Sadat Rahman, a 17-year old teenager from Narail, has won the International Children's Peace Prize 2020. The award by Netherlands-based KidsRights Foundation is given every year to a child involved in promotion of children's rights and protecting vulnerable children. The expert committee selected Sadat as the winner from 142 applicants from 42 countries.
Sadat was presented with the award today by Nobel Peace Prize laureate Malala Yousafzai during a ceremony in the Hague, the Netherlands. He was awarded the prize for his involvement in setting up a social organisation and mobile app "Cyber Teens" to stop cyberbullying and violence against children.
Last year, this award was won by climate activist Greta Thunberg.

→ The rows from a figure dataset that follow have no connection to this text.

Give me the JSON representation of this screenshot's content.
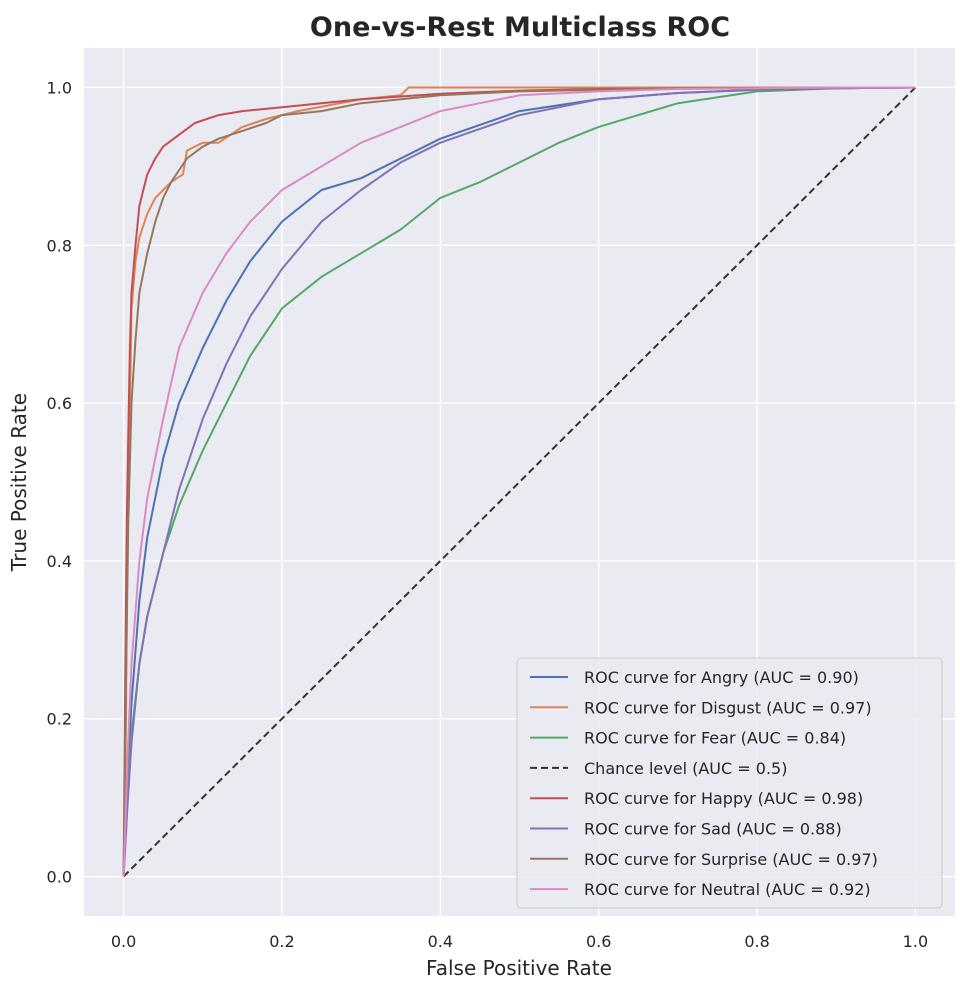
{
  "chart_data": {
    "type": "line",
    "title": "One-vs-Rest Multiclass ROC",
    "xlabel": "False Positive Rate",
    "ylabel": "True Positive Rate",
    "xlim": [
      -0.05,
      1.05
    ],
    "ylim": [
      -0.05,
      1.05
    ],
    "xticks": [
      0.0,
      0.2,
      0.4,
      0.6,
      0.8,
      1.0
    ],
    "yticks": [
      0.0,
      0.2,
      0.4,
      0.6,
      0.8,
      1.0
    ],
    "xtick_labels": [
      "0.0",
      "0.2",
      "0.4",
      "0.6",
      "0.8",
      "1.0"
    ],
    "ytick_labels": [
      "0.0",
      "0.2",
      "0.4",
      "0.6",
      "0.8",
      "1.0"
    ],
    "grid": true,
    "legend_position": "bottom-right",
    "series": [
      {
        "name": "ROC curve for Angry (AUC = 0.90)",
        "color": "#4c72b0",
        "dash": "solid",
        "x": [
          0,
          0.005,
          0.01,
          0.02,
          0.03,
          0.05,
          0.07,
          0.1,
          0.13,
          0.16,
          0.2,
          0.25,
          0.3,
          0.35,
          0.4,
          0.5,
          0.6,
          0.7,
          0.8,
          0.9,
          1.0
        ],
        "y": [
          0,
          0.12,
          0.22,
          0.35,
          0.43,
          0.53,
          0.6,
          0.67,
          0.73,
          0.78,
          0.83,
          0.87,
          0.885,
          0.91,
          0.935,
          0.97,
          0.985,
          0.993,
          0.997,
          0.999,
          1.0
        ]
      },
      {
        "name": "ROC curve for Disgust (AUC = 0.97)",
        "color": "#dd8452",
        "dash": "solid",
        "x": [
          0,
          0.003,
          0.005,
          0.008,
          0.01,
          0.015,
          0.02,
          0.03,
          0.04,
          0.05,
          0.06,
          0.075,
          0.08,
          0.1,
          0.12,
          0.15,
          0.18,
          0.22,
          0.3,
          0.35,
          0.36,
          0.5,
          0.7,
          1.0
        ],
        "y": [
          0,
          0.2,
          0.47,
          0.6,
          0.72,
          0.78,
          0.81,
          0.84,
          0.86,
          0.87,
          0.88,
          0.89,
          0.92,
          0.93,
          0.93,
          0.95,
          0.96,
          0.97,
          0.985,
          0.99,
          1.0,
          1.0,
          1.0,
          1.0
        ]
      },
      {
        "name": "ROC curve for Fear (AUC = 0.84)",
        "color": "#55a868",
        "dash": "solid",
        "x": [
          0,
          0.005,
          0.01,
          0.02,
          0.03,
          0.05,
          0.07,
          0.1,
          0.13,
          0.16,
          0.2,
          0.25,
          0.3,
          0.35,
          0.4,
          0.45,
          0.5,
          0.55,
          0.6,
          0.7,
          0.8,
          0.9,
          1.0
        ],
        "y": [
          0,
          0.1,
          0.18,
          0.27,
          0.33,
          0.41,
          0.47,
          0.54,
          0.6,
          0.66,
          0.72,
          0.76,
          0.79,
          0.82,
          0.86,
          0.88,
          0.905,
          0.93,
          0.95,
          0.98,
          0.995,
          0.999,
          1.0
        ]
      },
      {
        "name": "Chance level (AUC = 0.5)",
        "color": "#333333",
        "dash": "dashed",
        "x": [
          0,
          1
        ],
        "y": [
          0,
          1
        ]
      },
      {
        "name": "ROC curve for Happy (AUC = 0.98)",
        "color": "#c44e52",
        "dash": "solid",
        "x": [
          0,
          0.002,
          0.004,
          0.006,
          0.008,
          0.01,
          0.015,
          0.02,
          0.03,
          0.04,
          0.05,
          0.07,
          0.09,
          0.12,
          0.15,
          0.2,
          0.25,
          0.3,
          0.4,
          0.5,
          0.6,
          0.8,
          1.0
        ],
        "y": [
          0,
          0.25,
          0.45,
          0.56,
          0.67,
          0.74,
          0.8,
          0.85,
          0.89,
          0.91,
          0.925,
          0.94,
          0.955,
          0.965,
          0.97,
          0.975,
          0.98,
          0.985,
          0.992,
          0.996,
          0.998,
          0.999,
          1.0
        ]
      },
      {
        "name": "ROC curve for Sad (AUC = 0.88)",
        "color": "#8172b3",
        "dash": "solid",
        "x": [
          0,
          0.005,
          0.01,
          0.02,
          0.03,
          0.05,
          0.07,
          0.1,
          0.13,
          0.16,
          0.2,
          0.25,
          0.3,
          0.35,
          0.4,
          0.5,
          0.6,
          0.7,
          0.8,
          0.9,
          1.0
        ],
        "y": [
          0,
          0.09,
          0.17,
          0.27,
          0.33,
          0.41,
          0.49,
          0.58,
          0.65,
          0.71,
          0.77,
          0.83,
          0.87,
          0.905,
          0.93,
          0.965,
          0.985,
          0.993,
          0.997,
          0.999,
          1.0
        ]
      },
      {
        "name": "ROC curve for Surprise (AUC = 0.97)",
        "color": "#937860",
        "dash": "solid",
        "x": [
          0,
          0.003,
          0.006,
          0.01,
          0.015,
          0.02,
          0.03,
          0.04,
          0.05,
          0.06,
          0.08,
          0.1,
          0.12,
          0.15,
          0.18,
          0.2,
          0.25,
          0.3,
          0.4,
          0.5,
          0.7,
          1.0
        ],
        "y": [
          0,
          0.25,
          0.45,
          0.6,
          0.68,
          0.74,
          0.79,
          0.83,
          0.86,
          0.88,
          0.91,
          0.925,
          0.935,
          0.945,
          0.955,
          0.965,
          0.97,
          0.98,
          0.99,
          0.995,
          0.999,
          1.0
        ]
      },
      {
        "name": "ROC curve for Neutral (AUC = 0.92)",
        "color": "#da8bc3",
        "dash": "solid",
        "x": [
          0,
          0.005,
          0.01,
          0.02,
          0.03,
          0.05,
          0.07,
          0.1,
          0.13,
          0.16,
          0.2,
          0.25,
          0.3,
          0.35,
          0.4,
          0.45,
          0.5,
          0.6,
          0.7,
          0.8,
          0.9,
          1.0
        ],
        "y": [
          0,
          0.15,
          0.27,
          0.4,
          0.48,
          0.58,
          0.67,
          0.74,
          0.79,
          0.83,
          0.87,
          0.9,
          0.93,
          0.95,
          0.97,
          0.98,
          0.99,
          0.995,
          0.998,
          0.999,
          1.0,
          1.0
        ]
      }
    ]
  }
}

Malala Yousufzai herself is a previous winner of the prestigious prize.
Sadat beat two other finalists - 12-year old Ivanna Ortega Serret from Mexico, who fought water pollution, and 18-year-old Siena Castellon from Ireland, who created a website to help pupils with autism and severe learning disabilities.
A story about a 15-year old girl who took her own life after suffering from cyberbullying moved Sadat. Later, he formed his young team "Narail Volunteers" and created the anti-cyberbullying app "Cyber Teens" to give helpless teenagers a place to go for help. Cyber Teens bridges the gap created by the stigma of talking about cyberbullying and incompetence of local law enforcement authorities. Since October of last year, with the help of Narail Zilla Police, they have managed to resolve more than 60 complaints. Sadat is also a Joy Bangla Youth Award winner from 2018, a flagship initiative of Young Bangla.
Sadat has reached over 45,000 teenagers across Bangladesh by arranging seminars in schools and colleges. He created "Cyber Clubs" in every school in his local area, to teach the youth about digital literacy knowledge. He is currently working on a campaign called "Safe Internet, Safe Teenager". Sadat plans to use the prizemoney of a 100,000 Euro (USD 118,000) to further develop the app across Bangladesh and to serve as a model for the rest of the world.
Sadat wants to see a world where young people feel safe online. "I live in a remote area," Sadat told KidsRights, "I am a very ordinary boy. If I can save teenagers from cyberbullying, why can't others?"